For regular physical users, this type of chain will seem totally normal. Let's say Alice goes to the market and buys tomatoes from Bob and cheese from Ferdie. These two transactions will be spaced by minutes. Even for very conservative chains, allowing one transaction per account by six blocks, Alice can still pay anyone without any problem.
The paradigm shift will be perceived mainly by automated users like trading bots, DeFi applications, etc. Microtransactions will not be possible (or by batch if the system allows them). The feeless chain is also a "slow chain" where the timescale between transactions is mirrored to real-life actions and does not suit robots well. As the DeFi ecosystem relies heavily on monetary incentives, the feeless chain will be of no interest for all applications relying on investment and return.
Conclusion
In this post, we have seen first the utility of the transaction fees to secure the blockchain and incentivize users to contribute to the network. I have presented several use cases of chains where fees are not required to incentivize users to contribute to the network.

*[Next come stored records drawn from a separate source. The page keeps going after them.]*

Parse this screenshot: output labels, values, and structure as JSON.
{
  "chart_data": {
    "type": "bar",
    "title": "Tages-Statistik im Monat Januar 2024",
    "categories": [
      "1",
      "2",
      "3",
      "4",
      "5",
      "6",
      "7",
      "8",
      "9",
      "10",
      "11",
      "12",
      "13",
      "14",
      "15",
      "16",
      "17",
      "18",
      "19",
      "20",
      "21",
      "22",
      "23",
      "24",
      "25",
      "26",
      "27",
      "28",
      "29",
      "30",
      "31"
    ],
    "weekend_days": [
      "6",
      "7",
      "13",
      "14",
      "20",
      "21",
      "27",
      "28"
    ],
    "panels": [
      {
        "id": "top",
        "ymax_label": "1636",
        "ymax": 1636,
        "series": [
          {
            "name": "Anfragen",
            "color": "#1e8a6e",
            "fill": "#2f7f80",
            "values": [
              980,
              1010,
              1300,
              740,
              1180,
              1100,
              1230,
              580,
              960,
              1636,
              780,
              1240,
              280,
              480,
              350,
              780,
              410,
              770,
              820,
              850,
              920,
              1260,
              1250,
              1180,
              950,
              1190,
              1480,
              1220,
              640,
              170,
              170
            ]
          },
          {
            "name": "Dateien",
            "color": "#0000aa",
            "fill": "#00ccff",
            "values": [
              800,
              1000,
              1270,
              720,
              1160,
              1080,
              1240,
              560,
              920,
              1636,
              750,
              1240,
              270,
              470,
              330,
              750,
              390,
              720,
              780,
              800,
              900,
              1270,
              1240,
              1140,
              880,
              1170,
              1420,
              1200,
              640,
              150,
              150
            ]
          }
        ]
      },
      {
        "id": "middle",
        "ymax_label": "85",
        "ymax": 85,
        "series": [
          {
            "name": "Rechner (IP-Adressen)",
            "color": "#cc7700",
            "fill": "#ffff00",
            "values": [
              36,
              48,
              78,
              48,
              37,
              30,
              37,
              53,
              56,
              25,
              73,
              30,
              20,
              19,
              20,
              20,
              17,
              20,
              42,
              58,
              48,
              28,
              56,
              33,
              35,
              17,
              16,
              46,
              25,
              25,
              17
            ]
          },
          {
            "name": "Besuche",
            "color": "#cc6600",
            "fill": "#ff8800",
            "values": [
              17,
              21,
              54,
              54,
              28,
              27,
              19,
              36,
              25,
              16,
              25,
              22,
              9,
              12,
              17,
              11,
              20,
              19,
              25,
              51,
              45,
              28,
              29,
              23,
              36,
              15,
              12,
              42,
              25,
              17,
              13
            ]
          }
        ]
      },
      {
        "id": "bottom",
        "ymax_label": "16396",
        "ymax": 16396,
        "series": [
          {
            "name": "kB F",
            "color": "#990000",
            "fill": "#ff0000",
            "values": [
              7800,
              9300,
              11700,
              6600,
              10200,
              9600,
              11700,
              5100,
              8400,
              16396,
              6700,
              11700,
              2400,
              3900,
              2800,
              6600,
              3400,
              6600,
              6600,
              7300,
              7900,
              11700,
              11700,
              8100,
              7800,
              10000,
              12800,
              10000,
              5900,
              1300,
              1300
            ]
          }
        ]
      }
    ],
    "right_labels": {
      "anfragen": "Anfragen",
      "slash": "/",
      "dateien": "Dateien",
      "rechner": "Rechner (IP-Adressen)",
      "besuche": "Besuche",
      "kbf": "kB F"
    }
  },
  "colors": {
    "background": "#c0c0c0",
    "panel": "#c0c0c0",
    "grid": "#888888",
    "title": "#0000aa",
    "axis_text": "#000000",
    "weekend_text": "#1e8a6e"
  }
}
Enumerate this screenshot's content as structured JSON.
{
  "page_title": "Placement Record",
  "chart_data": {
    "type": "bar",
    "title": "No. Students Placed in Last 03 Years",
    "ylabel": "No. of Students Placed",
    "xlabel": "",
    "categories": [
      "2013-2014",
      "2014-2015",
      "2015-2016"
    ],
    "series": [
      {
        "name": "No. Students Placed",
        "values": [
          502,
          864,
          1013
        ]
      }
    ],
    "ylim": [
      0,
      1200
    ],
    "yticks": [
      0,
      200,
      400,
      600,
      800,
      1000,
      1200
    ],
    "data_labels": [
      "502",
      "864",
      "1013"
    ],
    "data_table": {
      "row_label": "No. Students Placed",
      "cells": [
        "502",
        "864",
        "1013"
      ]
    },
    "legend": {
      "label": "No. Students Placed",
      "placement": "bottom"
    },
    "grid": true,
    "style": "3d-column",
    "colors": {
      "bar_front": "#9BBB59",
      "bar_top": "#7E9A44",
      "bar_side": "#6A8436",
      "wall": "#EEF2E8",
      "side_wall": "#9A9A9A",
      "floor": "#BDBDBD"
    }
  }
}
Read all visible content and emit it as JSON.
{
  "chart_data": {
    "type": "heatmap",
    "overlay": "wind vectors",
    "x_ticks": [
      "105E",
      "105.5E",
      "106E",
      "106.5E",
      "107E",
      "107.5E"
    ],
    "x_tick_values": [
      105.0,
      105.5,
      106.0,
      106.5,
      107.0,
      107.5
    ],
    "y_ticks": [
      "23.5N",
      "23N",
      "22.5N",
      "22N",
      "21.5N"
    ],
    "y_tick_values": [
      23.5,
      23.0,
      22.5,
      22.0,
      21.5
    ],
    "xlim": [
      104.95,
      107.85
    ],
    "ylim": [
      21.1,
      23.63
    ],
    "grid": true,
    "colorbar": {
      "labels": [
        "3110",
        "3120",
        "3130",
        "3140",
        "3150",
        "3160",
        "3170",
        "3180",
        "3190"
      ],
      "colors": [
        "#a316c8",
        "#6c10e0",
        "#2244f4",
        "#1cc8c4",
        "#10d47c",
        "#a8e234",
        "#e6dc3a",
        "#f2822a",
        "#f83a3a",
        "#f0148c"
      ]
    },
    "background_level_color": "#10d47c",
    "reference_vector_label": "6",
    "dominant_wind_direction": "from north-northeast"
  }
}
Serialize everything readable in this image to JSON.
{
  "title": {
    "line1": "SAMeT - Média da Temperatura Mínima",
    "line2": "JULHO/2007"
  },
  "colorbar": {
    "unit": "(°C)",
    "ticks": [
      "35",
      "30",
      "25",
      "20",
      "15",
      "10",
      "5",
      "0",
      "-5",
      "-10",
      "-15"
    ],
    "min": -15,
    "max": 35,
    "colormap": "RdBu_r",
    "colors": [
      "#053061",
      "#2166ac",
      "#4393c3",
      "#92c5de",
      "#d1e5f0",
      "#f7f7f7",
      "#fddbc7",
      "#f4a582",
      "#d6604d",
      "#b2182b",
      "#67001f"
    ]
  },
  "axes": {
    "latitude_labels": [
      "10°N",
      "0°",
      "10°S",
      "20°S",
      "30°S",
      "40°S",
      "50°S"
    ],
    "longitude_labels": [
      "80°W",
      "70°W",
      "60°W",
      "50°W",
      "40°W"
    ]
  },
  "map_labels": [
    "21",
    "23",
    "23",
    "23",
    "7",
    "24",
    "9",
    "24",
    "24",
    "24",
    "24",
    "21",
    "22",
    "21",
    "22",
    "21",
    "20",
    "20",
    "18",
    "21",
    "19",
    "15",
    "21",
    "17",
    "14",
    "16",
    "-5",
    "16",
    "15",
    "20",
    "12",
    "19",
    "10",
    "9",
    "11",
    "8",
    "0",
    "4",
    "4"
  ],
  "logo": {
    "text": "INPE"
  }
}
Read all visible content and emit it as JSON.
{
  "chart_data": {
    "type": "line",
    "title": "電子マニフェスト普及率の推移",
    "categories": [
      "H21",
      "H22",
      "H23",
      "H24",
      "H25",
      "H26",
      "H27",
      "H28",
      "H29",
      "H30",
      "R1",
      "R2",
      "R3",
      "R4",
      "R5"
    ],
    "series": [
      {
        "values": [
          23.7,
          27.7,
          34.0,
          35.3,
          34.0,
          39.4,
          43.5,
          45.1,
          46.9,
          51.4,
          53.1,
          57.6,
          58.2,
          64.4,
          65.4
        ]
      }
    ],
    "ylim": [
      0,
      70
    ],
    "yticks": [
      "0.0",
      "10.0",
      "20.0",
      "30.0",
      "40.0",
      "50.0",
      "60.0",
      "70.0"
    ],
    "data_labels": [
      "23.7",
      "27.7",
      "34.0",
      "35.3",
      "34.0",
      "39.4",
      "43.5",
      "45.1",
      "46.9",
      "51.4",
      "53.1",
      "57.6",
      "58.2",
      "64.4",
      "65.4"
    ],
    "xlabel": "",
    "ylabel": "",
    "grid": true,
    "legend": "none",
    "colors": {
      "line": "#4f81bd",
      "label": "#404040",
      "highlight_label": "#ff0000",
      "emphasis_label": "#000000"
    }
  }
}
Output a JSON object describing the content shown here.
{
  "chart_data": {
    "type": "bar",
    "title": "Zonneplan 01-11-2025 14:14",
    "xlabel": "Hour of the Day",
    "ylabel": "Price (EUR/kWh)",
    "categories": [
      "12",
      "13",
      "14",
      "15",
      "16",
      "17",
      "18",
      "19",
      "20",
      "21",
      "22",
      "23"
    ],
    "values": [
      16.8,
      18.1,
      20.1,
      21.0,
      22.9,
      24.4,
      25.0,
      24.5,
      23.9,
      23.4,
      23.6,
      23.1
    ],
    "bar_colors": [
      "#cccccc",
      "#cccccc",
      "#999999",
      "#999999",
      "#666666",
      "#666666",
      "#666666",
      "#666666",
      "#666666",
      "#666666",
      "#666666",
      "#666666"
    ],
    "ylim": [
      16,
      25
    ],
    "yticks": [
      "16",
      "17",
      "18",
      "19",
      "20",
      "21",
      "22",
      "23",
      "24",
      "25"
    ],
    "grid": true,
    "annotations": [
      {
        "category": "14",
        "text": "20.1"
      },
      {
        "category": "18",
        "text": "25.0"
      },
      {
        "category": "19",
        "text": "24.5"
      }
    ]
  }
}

Then, I presented a solution I designed and implemented for the Duniter blockchain. There is no fee for normal network usage and fees if the network is congested or under attack. This solution offers the same security guarantee as a regular chain while being able to process a high volume of transactions freely.
In the last part, I presented a standalone implementation for a totally feeless chain where each user gets a transaction rate restriction. This solution offers the advantage of having a very predictable behavior for the user, the main disadvantage being that the number of transactions is limited.
To conclude, each solution has its respective case of application and limitations that need to be considered. In each case, the implementation using the template or the dedicated pallet is straightforward.